Ruby went through this exact same thing. I think Sandi Metz's book was a turning point for the community.
Well one way you avoid the need for DI is that if you are only using DI to allow you to swap out real collaborators for fakes in your tests ... to instead simply mock module imports in your tests, (to mock those collaborators). This is common with Jest in the React world. And it's easy with a good module system.
I'm building 2 large apps, with no DI, and using this approach (Jest) and I never want to use DI again. I hated the DI system in Angular 2+
Maybe I misunderstand DI when I want to have a "stateful" module, let's say a class that I export that requires some config input (think Database). I initiate it in index.js or something and then just pass it in the constructor in every other class that needs to use it. What is this called? If it's DI, how do I do that with modules only?
The reason I'm asking is because sometimes I want that dependency 10 steps deep and if the 10th class wants to use it I need to pass it through all other 10 classes. Creates a lot of bloat.
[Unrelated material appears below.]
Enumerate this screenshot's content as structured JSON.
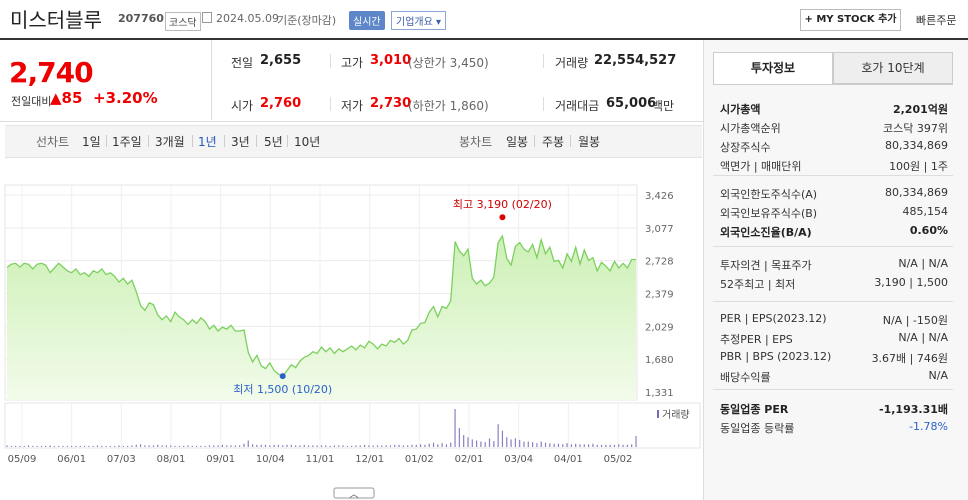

Yes, that is DI too, you can think of it something like 'injecting a shared singleton service', and yes the passing into a constructor is the basic approach you might call 'manual DI'.
And yep modules can let you avoid the need for that, you can share singletons by exporting an instance from a module, and then if you import that module from 2 other modules, both will get the same instance [1].
Though tbh that still feels a bit gross to me :) There are other solutions (like the context API [2] in React for passing some data/instance to multiple components at different levels in your 'component tree').
Ruby went through this exact same thing. I think Sandi Metz's book was a turning point for the community.